Eckart Preu, right, conducts violinist Jennifer Frautschi, left, and the Portland Symphony Orchestra. Photo by Sarah McCullough/courtesy of Portland Symphony Orchestra

Mainers know that spring can hold some surprises. And while that warming season hasn’t yet arrived, the Portland Symphony Orchestra nonetheless added a shocker to its late-January program titled “The Rite of Spring.”

The much-anticipated appearance of the renowned guitarist Pepe Romero taking the lead on Joaquin Rodrigo’s “Concierto de Aranjuez,” a signature piece for him, had to be canceled less than a week before the opening performance because of an unspecified health issue suffered by the legendary master. But a modified show did go forward on Sunday afternoon after PSO Music Director/Conductor Eckart Preu announced that Romero would be here next season.

Brought in to replace the headliner was violinist Jennifer Frautschi, an accomplished California-born artist, to perform Felix Mendelssohn’s popular “Violin Concerto in E minor, Op. 64.” It wasn’t long into her performance before any sense of disappointment about the program change had faded.

The Mendelssohn work, known for its technical demands on the soloist, was taken on with full gusto by the youthful Frautschi. The piece’s vibrant flow was spiritedly but assuredly kept intact as the soloist visited the transitional elements – from classical to romantic – that the composer helped to create.
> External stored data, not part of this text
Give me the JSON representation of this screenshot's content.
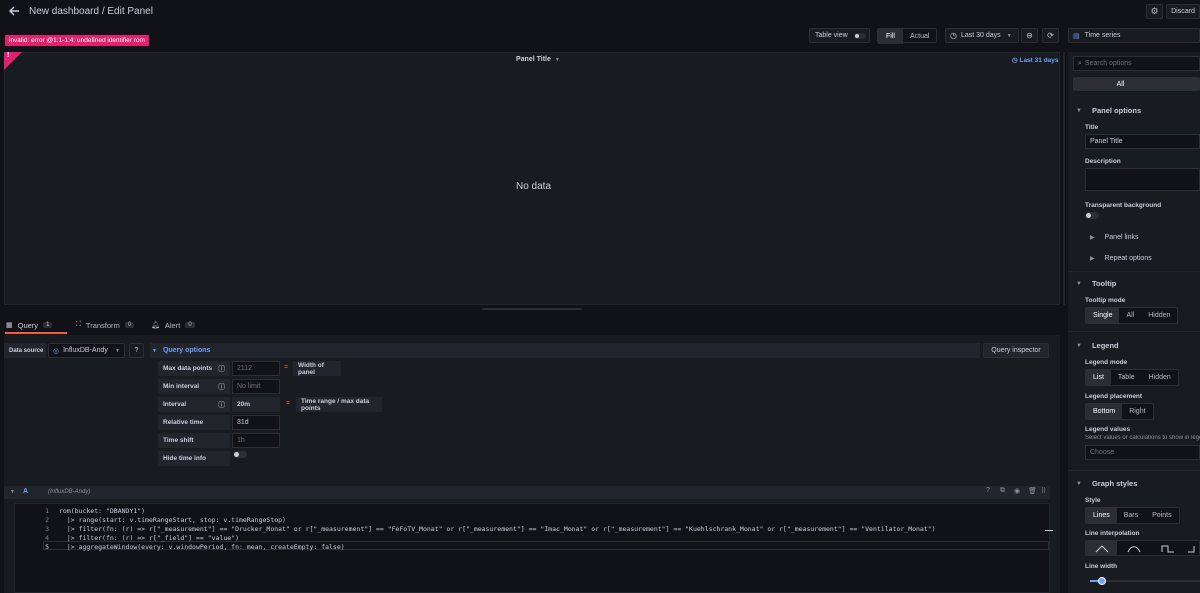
{
  "header": {
    "title": "New dashboard / Edit Panel",
    "discard_label": "Discard"
  },
  "toolbar": {
    "table_view_label": "Table view",
    "fill_label": "Fill",
    "actual_label": "Actual",
    "time_range_label": "Last 30 days",
    "viz_label": "Time series"
  },
  "panel": {
    "error_text": "invalid: error @1:1-1:4: undefined identifier rom",
    "error_badge": "!",
    "title": "Panel Title",
    "time_override": "Last 31 days",
    "no_data": "No data"
  },
  "tabs": [
    {
      "label": "Query",
      "count": "1"
    },
    {
      "label": "Transform",
      "count": "0"
    },
    {
      "label": "Alert",
      "count": "0"
    }
  ],
  "query": {
    "data_source_label": "Data source",
    "data_source_value": "InfluxDB-Andy",
    "query_options_label": "Query options",
    "query_inspector_label": "Query inspector",
    "options": {
      "max_data_points_label": "Max data points",
      "max_data_points_value": "2112",
      "max_data_points_hint": "Width of panel",
      "min_interval_label": "Min interval",
      "min_interval_placeholder": "No limit",
      "interval_label": "Interval",
      "interval_value": "20m",
      "interval_hint": "Time range / max data points",
      "relative_time_label": "Relative time",
      "relative_time_value": "31d",
      "time_shift_label": "Time shift",
      "time_shift_placeholder": "1h",
      "hide_time_info_label": "Hide time info",
      "equals_sign": "="
    },
    "query_row": {
      "letter": "A",
      "source": "(InfluxDB-Andy)"
    },
    "code": [
      {
        "n": "1",
        "text": "rom(bucket: \"DBANDY1\")"
      },
      {
        "n": "2",
        "text": "  |> range(start: v.timeRangeStart, stop: v.timeRangeStop)"
      },
      {
        "n": "3",
        "text": "  |> filter(fn: (r) => r[\"_measurement\"] == \"Drucker_Monat\" or r[\"_measurement\"] == \"FeFoTV_Monat\" or r[\"_measurement\"] == \"Imac_Monat\" or r[\"_measurement\"] == \"Kuehlschrank_Monat\" or r[\"_measurement\"] == \"Ventilator_Monat\")"
      },
      {
        "n": "4",
        "text": "  |> filter(fn: (r) => r[\"_field\"] == \"value\")"
      },
      {
        "n": "5",
        "text": "  |> aggregateWindow(every: v.windowPeriod, fn: mean, createEmpty: false)"
      }
    ]
  },
  "options_pane": {
    "search_placeholder": "Search options",
    "all_tab": "All",
    "panel_options": {
      "header": "Panel options",
      "title_label": "Title",
      "title_value": "Panel Title",
      "description_label": "Description",
      "transparent_label": "Transparent background",
      "panel_links": "Panel links",
      "repeat_options": "Repeat options"
    },
    "tooltip": {
      "header": "Tooltip",
      "mode_label": "Tooltip mode",
      "modes": [
        "Single",
        "All",
        "Hidden"
      ]
    },
    "legend": {
      "header": "Legend",
      "mode_label": "Legend mode",
      "modes": [
        "List",
        "Table",
        "Hidden"
      ],
      "placement_label": "Legend placement",
      "placements": [
        "Bottom",
        "Right"
      ],
      "values_label": "Legend values",
      "values_desc": "Select values or calculations to show in legend",
      "values_placeholder": "Choose"
    },
    "graph_styles": {
      "header": "Graph styles",
      "style_label": "Style",
      "styles": [
        "Lines",
        "Bars",
        "Points"
      ],
      "interpolation_label": "Line interpolation",
      "line_width_label": "Line width"
    }
  },
  "colors": {
    "bg": "#111217",
    "panel": "#181b1f",
    "error": "#e0226e",
    "accent": "#6e9fff",
    "tab_active": "#f55f3e"
  }
}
Her visit to the familiar themes of the second and last movements felt fresh in her hands. Sophisticated but far from sedate, Frautschi made it all work in a bravura performance for which she and the PSO received extended applause.
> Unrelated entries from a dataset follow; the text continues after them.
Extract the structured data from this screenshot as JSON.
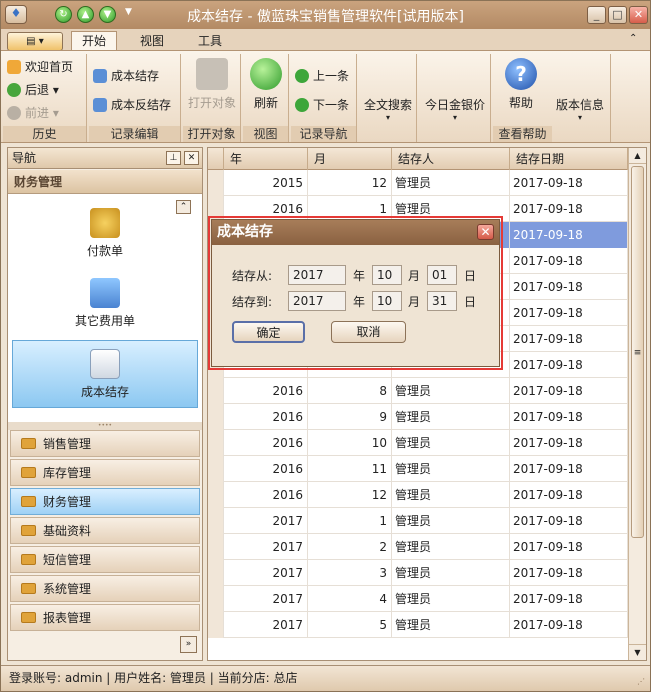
{
  "window": {
    "title": "成本结存 - 傲蓝珠宝销售管理软件[试用版本]"
  },
  "tabs": [
    "开始",
    "视图",
    "工具"
  ],
  "ribbon": {
    "history": {
      "label": "历史",
      "home": "欢迎首页",
      "back": "后退",
      "forward": "前进"
    },
    "record_edit": {
      "label": "记录编辑",
      "cost_close": "成本结存",
      "cost_reverse": "成本反结存"
    },
    "open_obj": {
      "label": "打开对象",
      "open": "打开对象"
    },
    "view": {
      "label": "视图",
      "refresh": "刷新"
    },
    "record_nav": {
      "label": "记录导航",
      "prev": "上一条",
      "next": "下一条"
    },
    "search": {
      "label": "全文搜索"
    },
    "gold": {
      "label": "今日金银价"
    },
    "help": {
      "label": "查看帮助",
      "help": "帮助",
      "version": "版本信息"
    }
  },
  "nav": {
    "title": "导航",
    "section": "财务管理",
    "items": [
      "付款单",
      "其它费用单",
      "成本结存"
    ],
    "categories": [
      "销售管理",
      "库存管理",
      "财务管理",
      "基础资料",
      "短信管理",
      "系统管理",
      "报表管理"
    ]
  },
  "grid": {
    "headers": [
      "年",
      "月",
      "结存人",
      "结存日期"
    ],
    "rows": [
      [
        "2015",
        "12",
        "管理员",
        "2017-09-18"
      ],
      [
        "2016",
        "1",
        "管理员",
        "2017-09-18"
      ],
      [
        "",
        "",
        "",
        "2017-09-18"
      ],
      [
        "",
        "",
        "",
        "2017-09-18"
      ],
      [
        "",
        "",
        "",
        "2017-09-18"
      ],
      [
        "",
        "",
        "",
        "2017-09-18"
      ],
      [
        "",
        "",
        "",
        "2017-09-18"
      ],
      [
        "",
        "",
        "",
        "2017-09-18"
      ],
      [
        "2016",
        "8",
        "管理员",
        "2017-09-18"
      ],
      [
        "2016",
        "9",
        "管理员",
        "2017-09-18"
      ],
      [
        "2016",
        "10",
        "管理员",
        "2017-09-18"
      ],
      [
        "2016",
        "11",
        "管理员",
        "2017-09-18"
      ],
      [
        "2016",
        "12",
        "管理员",
        "2017-09-18"
      ],
      [
        "2017",
        "1",
        "管理员",
        "2017-09-18"
      ],
      [
        "2017",
        "2",
        "管理员",
        "2017-09-18"
      ],
      [
        "2017",
        "3",
        "管理员",
        "2017-09-18"
      ],
      [
        "2017",
        "4",
        "管理员",
        "2017-09-18"
      ],
      [
        "2017",
        "5",
        "管理员",
        "2017-09-18"
      ]
    ]
  },
  "dialog": {
    "title": "成本结存",
    "from_label": "结存从:",
    "to_label": "结存到:",
    "from": {
      "year": "2017",
      "month": "10",
      "day": "01"
    },
    "to": {
      "year": "2017",
      "month": "10",
      "day": "31"
    },
    "year_unit": "年",
    "month_unit": "月",
    "day_unit": "日",
    "ok": "确定",
    "cancel": "取消"
  },
  "status": {
    "text": "登录账号: admin  |  用户姓名: 管理员  |  当前分店: 总店"
  },
  "colors": {
    "accent": "#b38a64",
    "selected_row": "#7f9bdd",
    "highlight": "#e53a36"
  }
}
After intermission, Preu unleashed the beast. With an expanded PSO, the energetic conductor took everyone straight into an, at times, frighteningly powerful performance of “The Rite of Spring,” a notorious early work by Igor Stravinsky.
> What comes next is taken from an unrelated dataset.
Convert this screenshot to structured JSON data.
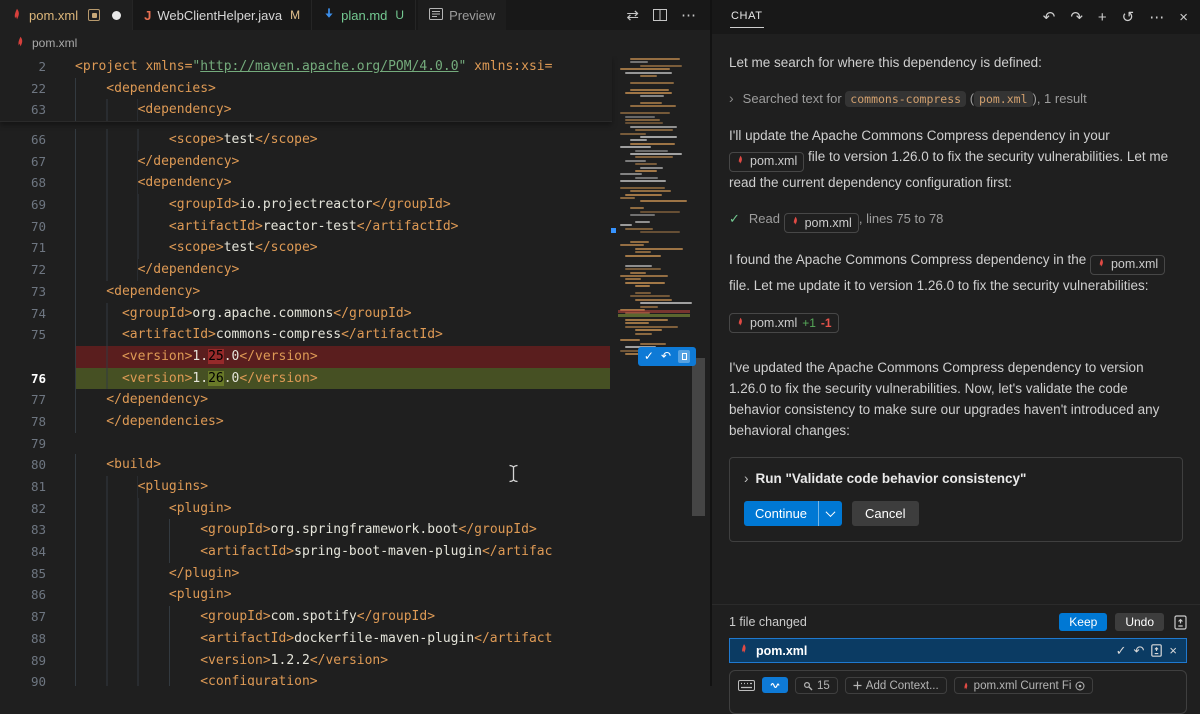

Not easy listening, the legendary work shocked audiences over a century ago and still packs a punch. Pile-driving rhythms energize aggressive dissonances as the work tells a musical story based on a pagan spring ritual imagined by the composer. The piece, always at risk of its spectacular elements distracting from its considerable subtleties, asserts an unsettling power that Preu and company took to the limit.

The afternoon began on a more thoughtful note with a performance of Osvaldo Golijov’s much more recent “Sidereus,” a brief overture, inspired by the writings of Galileo, that musically explores the heavens in a dramatic and even cinematic manner. With just the right flavoring of dark mystery in the mix, it’s the type of searching piece that one hopes to hear again soon, likewise, the Mendelsohn concerto, while the Stravinsky “Rite,” even as dynamically executed as it was on Sunday, perhaps could wait a little longer for a reprise.

Steve Feeney is a freelance writer who lives in Portland.